Kate Bell, Head of Economics at the TUC, says:
‘When unions fought for the weekend we were told it wasn’t affordable. But we know we can win shorter working time – and higher pay – by ensuring workers get a fairer share of the wealth they create. This report helps show us how’.
Dave Ward, General Secretary of the CWU, says:
“The numbers bandied about by the Centre for Policy Studies and the Conservative Party have been proved to be wildly inaccurate and this study has shown this. A shorter working week for our public sector, and across the economy, is not only a desirable policy but is entirely affordable. Reducing overwork and giving millions of workers better work-life balance is surely the future that the UK deserves”
Mat Lawrence, Director Common Wealth, says:
“Time is a valuable asset, and therefore deeply political.

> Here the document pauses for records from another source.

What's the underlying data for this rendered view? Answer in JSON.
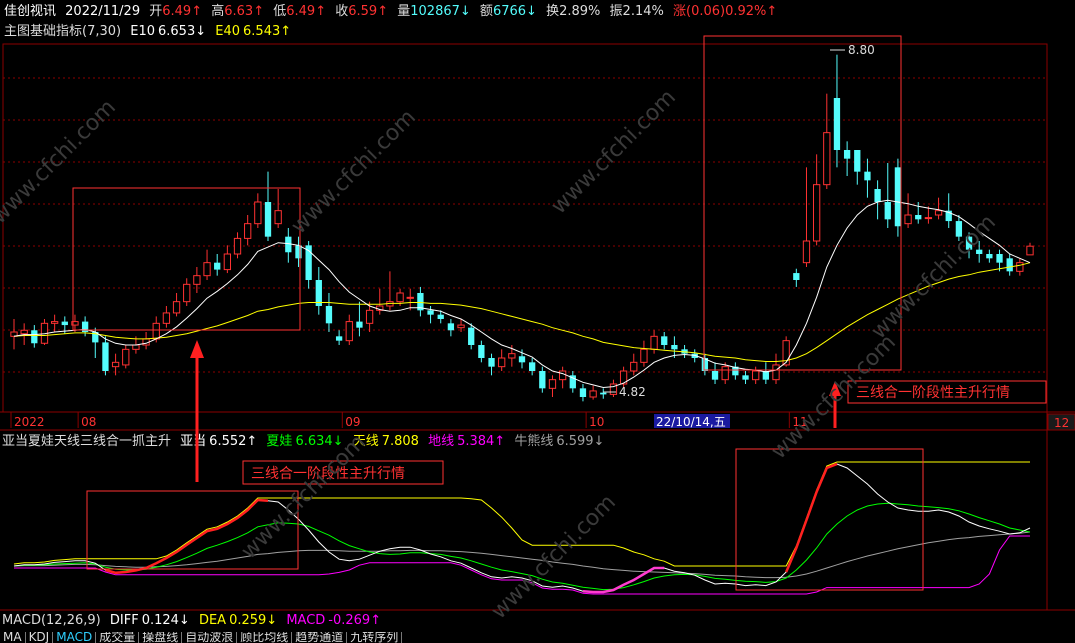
{
  "header": {
    "app": "佳创视讯",
    "date": "2022/11/29",
    "open_label": "开",
    "open": "6.49↑",
    "high_label": "高",
    "high": "6.63↑",
    "low_label": "低",
    "low": "6.49↑",
    "close_label": "收",
    "close": "6.59↑",
    "volume_label": "量",
    "volume": "102867↓",
    "amount_label": "额",
    "amount": "6766↓",
    "turnover_label": "换",
    "turnover": "2.89%",
    "amplitude_label": "振",
    "amplitude": "2.14%",
    "change_label": "涨",
    "change": "(0.06)0.92%↑"
  },
  "indicator_line": {
    "name": "主图基础指标(7,30)",
    "e10_label": "E10",
    "e10": "6.653↓",
    "e40_label": "E40",
    "e40": "6.543↑"
  },
  "mid_indicator": {
    "name": "亚当夏娃天线三线合一抓主升",
    "yadang_label": "亚当",
    "yadang": "6.552↑",
    "xiawa_label": "夏娃",
    "xiawa": "6.634↓",
    "tianxian_label": "天线",
    "tianxian": "7.808",
    "dixian_label": "地线",
    "dixian": "5.384↑",
    "niuxiong_label": "牛熊线",
    "niuxiong": "6.599↓"
  },
  "macd": {
    "name": "MACD(12,26,9)",
    "diff_label": "DIFF",
    "diff": "0.124↓",
    "dea_label": "DEA",
    "dea": "0.259↓",
    "macd_label": "MACD",
    "macd": "-0.269↑"
  },
  "annotations": {
    "box_label": "三线合一阶段性主升行情",
    "max_price": "8.80",
    "min_price": "4.82",
    "cursor_date": "22/10/14,五",
    "right_badge": "12",
    "watermark": "www.cfchi.com"
  },
  "tabs": [
    "MA",
    "KDJ",
    "MACD",
    "成交量",
    "操盘线",
    "自动波浪",
    "顾比均线",
    "趋势通道",
    "九转序列"
  ],
  "active_tab": "MACD",
  "colors": {
    "up": "#ff3232",
    "down": "#54fcfc",
    "e10": "#ffffff",
    "e40": "#ffff00",
    "yadang": "#ffffff",
    "xiawa": "#00ff00",
    "tianxian": "#ffff00",
    "dixian": "#ff00ff",
    "niuxiong": "#a0a0a0",
    "box": "#ff3232",
    "macd_line": "#ff00ff"
  },
  "chart_data": {
    "type": "candlestick",
    "x_axis_labels": [
      "2022",
      "08",
      "09",
      "10",
      "11",
      "12"
    ],
    "price_range": [
      4.7,
      8.9
    ],
    "candles": [
      [
        5.55,
        5.6,
        5.75,
        5.4
      ],
      [
        5.58,
        5.62,
        5.7,
        5.45
      ],
      [
        5.62,
        5.47,
        5.68,
        5.42
      ],
      [
        5.47,
        5.7,
        5.75,
        5.45
      ],
      [
        5.7,
        5.72,
        5.8,
        5.6
      ],
      [
        5.72,
        5.68,
        5.78,
        5.58
      ],
      [
        5.68,
        5.72,
        5.8,
        5.6
      ],
      [
        5.72,
        5.6,
        5.78,
        5.55
      ],
      [
        5.6,
        5.48,
        5.65,
        5.3
      ],
      [
        5.48,
        5.15,
        5.55,
        5.1
      ],
      [
        5.2,
        5.25,
        5.35,
        5.1
      ],
      [
        5.22,
        5.4,
        5.45,
        5.18
      ],
      [
        5.4,
        5.45,
        5.55,
        5.35
      ],
      [
        5.45,
        5.52,
        5.6,
        5.4
      ],
      [
        5.52,
        5.7,
        5.78,
        5.48
      ],
      [
        5.7,
        5.82,
        5.9,
        5.65
      ],
      [
        5.82,
        5.95,
        6.05,
        5.78
      ],
      [
        5.95,
        6.15,
        6.22,
        5.9
      ],
      [
        6.15,
        6.25,
        6.35,
        6.05
      ],
      [
        6.25,
        6.4,
        6.55,
        6.2
      ],
      [
        6.4,
        6.32,
        6.5,
        6.25
      ],
      [
        6.32,
        6.5,
        6.6,
        6.28
      ],
      [
        6.5,
        6.68,
        6.75,
        6.45
      ],
      [
        6.68,
        6.85,
        6.95,
        6.6
      ],
      [
        6.85,
        7.1,
        7.2,
        6.8
      ],
      [
        7.1,
        6.7,
        7.45,
        6.65
      ],
      [
        6.85,
        7.0,
        7.25,
        6.8
      ],
      [
        6.7,
        6.52,
        6.8,
        6.4
      ],
      [
        6.6,
        6.45,
        6.7,
        6.35
      ],
      [
        6.6,
        6.2,
        6.65,
        6.1
      ],
      [
        6.2,
        5.9,
        6.35,
        5.8
      ],
      [
        5.9,
        5.7,
        6.05,
        5.6
      ],
      [
        5.55,
        5.5,
        5.62,
        5.45
      ],
      [
        5.5,
        5.72,
        5.8,
        5.45
      ],
      [
        5.72,
        5.65,
        5.95,
        5.55
      ],
      [
        5.7,
        5.85,
        5.95,
        5.6
      ],
      [
        5.85,
        5.9,
        6.1,
        5.8
      ],
      [
        5.9,
        5.95,
        6.3,
        5.85
      ],
      [
        5.95,
        6.05,
        6.1,
        5.9
      ],
      [
        6.0,
        6.0,
        6.1,
        5.85
      ],
      [
        6.05,
        5.85,
        6.12,
        5.78
      ],
      [
        5.85,
        5.8,
        5.9,
        5.7
      ],
      [
        5.8,
        5.75,
        5.85,
        5.7
      ],
      [
        5.7,
        5.62,
        5.75,
        5.55
      ],
      [
        5.65,
        5.68,
        5.75,
        5.6
      ],
      [
        5.65,
        5.45,
        5.7,
        5.4
      ],
      [
        5.45,
        5.3,
        5.5,
        5.25
      ],
      [
        5.3,
        5.2,
        5.35,
        5.1
      ],
      [
        5.2,
        5.3,
        5.4,
        5.15
      ],
      [
        5.3,
        5.35,
        5.45,
        5.2
      ],
      [
        5.32,
        5.25,
        5.4,
        5.18
      ],
      [
        5.25,
        5.15,
        5.3,
        5.1
      ],
      [
        5.15,
        4.95,
        5.2,
        4.9
      ],
      [
        4.95,
        5.05,
        5.1,
        4.85
      ],
      [
        5.05,
        5.15,
        5.2,
        4.95
      ],
      [
        5.1,
        4.95,
        5.15,
        4.9
      ],
      [
        4.95,
        4.85,
        5.0,
        4.8
      ],
      [
        4.85,
        4.92,
        4.98,
        4.82
      ],
      [
        4.9,
        4.88,
        4.95,
        4.83
      ],
      [
        4.88,
        5.0,
        5.05,
        4.85
      ],
      [
        5.0,
        5.15,
        5.2,
        4.95
      ],
      [
        5.15,
        5.25,
        5.35,
        5.1
      ],
      [
        5.25,
        5.4,
        5.5,
        5.2
      ],
      [
        5.4,
        5.55,
        5.62,
        5.35
      ],
      [
        5.55,
        5.45,
        5.6,
        5.4
      ],
      [
        5.45,
        5.4,
        5.55,
        5.3
      ],
      [
        5.4,
        5.35,
        5.45,
        5.3
      ],
      [
        5.35,
        5.3,
        5.4,
        5.25
      ],
      [
        5.3,
        5.15,
        5.35,
        5.1
      ],
      [
        5.15,
        5.05,
        5.25,
        5.0
      ],
      [
        5.05,
        5.2,
        5.25,
        5.0
      ],
      [
        5.2,
        5.1,
        5.25,
        5.05
      ],
      [
        5.1,
        5.05,
        5.15,
        5.0
      ],
      [
        5.05,
        5.15,
        5.2,
        5.0
      ],
      [
        5.15,
        5.05,
        5.25,
        5.0
      ],
      [
        5.05,
        5.22,
        5.35,
        5.0
      ],
      [
        5.22,
        5.5,
        5.55,
        5.2
      ],
      [
        6.28,
        6.2,
        6.33,
        6.12
      ],
      [
        6.4,
        6.65,
        7.5,
        6.35
      ],
      [
        6.65,
        7.3,
        7.65,
        6.6
      ],
      [
        7.3,
        7.9,
        8.35,
        7.25
      ],
      [
        8.3,
        7.7,
        8.8,
        7.5
      ],
      [
        7.7,
        7.6,
        7.8,
        7.4
      ],
      [
        7.7,
        7.45,
        7.65,
        7.3
      ],
      [
        7.45,
        7.35,
        7.6,
        7.15
      ],
      [
        7.25,
        7.1,
        7.35,
        6.9
      ],
      [
        7.1,
        6.9,
        7.55,
        6.8
      ],
      [
        7.5,
        6.82,
        7.6,
        6.7
      ],
      [
        6.85,
        6.95,
        7.2,
        6.8
      ],
      [
        6.95,
        6.9,
        7.1,
        6.85
      ],
      [
        6.92,
        6.92,
        7.05,
        6.85
      ],
      [
        6.95,
        7.0,
        7.15,
        6.9
      ],
      [
        7.0,
        6.88,
        7.2,
        6.8
      ],
      [
        6.88,
        6.7,
        6.95,
        6.65
      ],
      [
        6.7,
        6.55,
        6.75,
        6.45
      ],
      [
        6.55,
        6.5,
        6.65,
        6.4
      ],
      [
        6.5,
        6.45,
        6.55,
        6.4
      ],
      [
        6.5,
        6.4,
        6.55,
        6.3
      ],
      [
        6.45,
        6.3,
        6.5,
        6.25
      ],
      [
        6.3,
        6.4,
        6.45,
        6.25
      ],
      [
        6.49,
        6.59,
        6.63,
        6.49
      ]
    ],
    "e10": [
      5.55,
      5.57,
      5.57,
      5.58,
      5.6,
      5.61,
      5.62,
      5.63,
      5.6,
      5.52,
      5.47,
      5.45,
      5.45,
      5.47,
      5.52,
      5.58,
      5.66,
      5.76,
      5.87,
      5.99,
      6.07,
      6.16,
      6.26,
      6.38,
      6.53,
      6.58,
      6.63,
      6.62,
      6.6,
      6.54,
      6.43,
      6.32,
      6.18,
      6.06,
      5.98,
      5.9,
      5.86,
      5.84,
      5.85,
      5.88,
      5.88,
      5.86,
      5.84,
      5.79,
      5.75,
      5.68,
      5.6,
      5.52,
      5.45,
      5.41,
      5.36,
      5.31,
      5.22,
      5.15,
      5.12,
      5.07,
      5.02,
      4.99,
      4.96,
      4.97,
      5.01,
      5.08,
      5.16,
      5.25,
      5.3,
      5.33,
      5.34,
      5.33,
      5.29,
      5.24,
      5.22,
      5.19,
      5.17,
      5.16,
      5.14,
      5.16,
      5.25,
      5.45,
      5.7,
      6.0,
      6.35,
      6.6,
      6.8,
      6.95,
      7.05,
      7.1,
      7.12,
      7.1,
      7.08,
      7.05,
      7.03,
      7.01,
      6.98,
      6.93,
      6.85,
      6.76,
      6.68,
      6.6,
      6.5,
      6.45,
      6.4
    ],
    "e40": [
      5.55,
      5.56,
      5.56,
      5.56,
      5.57,
      5.58,
      5.59,
      5.59,
      5.58,
      5.56,
      5.54,
      5.53,
      5.52,
      5.52,
      5.53,
      5.54,
      5.56,
      5.58,
      5.61,
      5.64,
      5.67,
      5.71,
      5.75,
      5.79,
      5.84,
      5.86,
      5.89,
      5.91,
      5.93,
      5.94,
      5.94,
      5.94,
      5.93,
      5.92,
      5.92,
      5.92,
      5.92,
      5.93,
      5.93,
      5.94,
      5.94,
      5.93,
      5.93,
      5.92,
      5.91,
      5.89,
      5.87,
      5.84,
      5.81,
      5.78,
      5.75,
      5.72,
      5.69,
      5.65,
      5.62,
      5.59,
      5.55,
      5.52,
      5.48,
      5.46,
      5.44,
      5.42,
      5.41,
      5.4,
      5.39,
      5.38,
      5.37,
      5.36,
      5.34,
      5.32,
      5.31,
      5.3,
      5.28,
      5.27,
      5.26,
      5.26,
      5.27,
      5.3,
      5.35,
      5.42,
      5.5,
      5.58,
      5.66,
      5.73,
      5.8,
      5.86,
      5.92,
      5.98,
      6.03,
      6.08,
      6.13,
      6.17,
      6.21,
      6.24,
      6.26,
      6.29,
      6.31,
      6.33,
      6.35,
      6.37,
      6.4
    ],
    "yadang": [
      5.55,
      5.58,
      5.58,
      5.6,
      5.64,
      5.66,
      5.68,
      5.68,
      5.62,
      5.45,
      5.38,
      5.4,
      5.44,
      5.5,
      5.62,
      5.75,
      5.9,
      6.08,
      6.25,
      6.42,
      6.48,
      6.6,
      6.75,
      6.95,
      7.2,
      7.18,
      7.15,
      6.95,
      6.72,
      6.45,
      6.15,
      5.9,
      5.72,
      5.68,
      5.72,
      5.82,
      5.92,
      5.98,
      6.02,
      6.02,
      5.95,
      5.85,
      5.78,
      5.68,
      5.62,
      5.5,
      5.38,
      5.28,
      5.25,
      5.28,
      5.25,
      5.18,
      5.05,
      5.02,
      5.05,
      5.0,
      4.92,
      4.9,
      4.9,
      4.95,
      5.08,
      5.2,
      5.35,
      5.5,
      5.5,
      5.42,
      5.38,
      5.32,
      5.2,
      5.1,
      5.12,
      5.1,
      5.06,
      5.08,
      5.06,
      5.15,
      5.4,
      6.0,
      6.7,
      7.4,
      8.0,
      8.1,
      8.0,
      7.8,
      7.6,
      7.35,
      7.15,
      7.0,
      6.95,
      6.92,
      6.92,
      6.95,
      6.9,
      6.8,
      6.65,
      6.55,
      6.48,
      6.42,
      6.35,
      6.38,
      6.5
    ]
  }
}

This analysis from Autonomy is an important contribution to a vital debate on the future and cost of working time reduction, which shows that not only is a managed transition desirable – it is affordable too.”
Alice Martin, Head of Work and Pay at the New Economics Foundation, says:
“A shorter working week is not only a positive move for our overstretched workforce, but it also makes economic sense as this report shows. This is exactly the wrong time to be shying away from radical solutions to the deep, structural problems in the economy that have seen us in a productivity and wage slump for a decade. Setting a “new norm” for working hours means people will be happier and healthier in their jobs, and parents would have more time to share in childcare. Just two benefits of this practical and affordable policy.”
Rob Jump is a Research Fellow in Political Economy at Grenwich University.
Will Stronge is Director of Autonomy.